Halting Point & Tetrahedron Spin

e.e. cummings
"no then of winter equals now of spring"

Helen Guri
"It is hard to know the difference between body / and story, even though I have one" ("Some Containers and Ways to Make Them Spill" in Here Come the Waterworks)

These aperçu of the passage of time and the intertwining of body and story are worth keeping in mind when reading this bit about the Narcissus-themed approach to subjectivity in T.S. Eliot.

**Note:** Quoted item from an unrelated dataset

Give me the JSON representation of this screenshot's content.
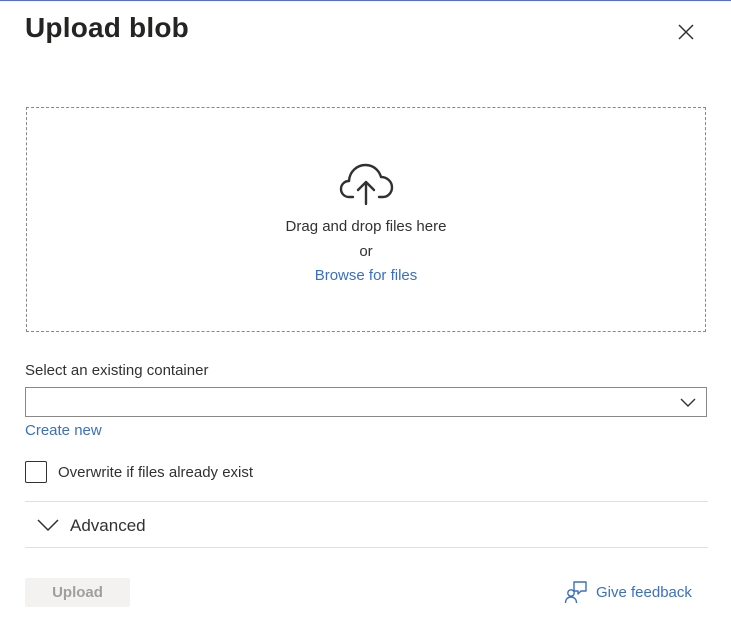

As Narcissus knows, to love oneself is to dream oneself away: "I would that my love were absent from me." To write is to inscribe one's absence from oneself: temporal division, for the self that was eludes the self that is, while the written and the writing selves can never coincide; spatial division, for writing externalizes memory and halts the flux of subjectivity.
Maud Ellman. "The spider and the weevil: self and writing in Eliot's early poetry" in Post-structuralist Readings of English Poetry edited by Richard Machin and Christopher Norris.
I am intrigued here by the punctuation. A colon before the temporal division and a semi-colon before the spatial division. A typographical trick sitting along different borders that hints at different temporalities and dimensions at play in these divisions along the writing/written axis. And so we turn to the editors in their introduction to recall the very malleable notion that is subjectivity.
And just as the developmental history of the subject is defined by developmental changes in what the subject knows, so our notion of subjectivity is itself produced, and threatened, by what we know and by how we account for our knowledge. In a subject-centred universe knowledge, understanding and personal identity are held in a disconcertingly fine balance. This is perhaps why it seems so important for us to maintain a coherent picture of literary history, with a firm if diffuse basis in the past and a sharp relevance in the present. Take away that coherence, and we are in danger of falling off the top of the pyramid.
I am puzzled by the figure of the pyramid. It stems from the three sides that are understanding, personal identity and knowledge. I am more of the mind that one holds the pyramid in hand and turns it to view its facets. It is not so much a question of being on top but one of vis-a-vis. In the tetrahedron under question I can make out three sides (personal identity, knowledge, understanding) and one unnamed side. I risk to venture that that unnamed side is accounting or the telling or the narration. How then to turn to the question of halting and externalizing memory except to bring into conjunction this externalizing of memory with narration? We have here something more complex than a written-writing pair. There is at play on these surfaces signified-signifier relations. Halting and coherence are temporary site-specific moments.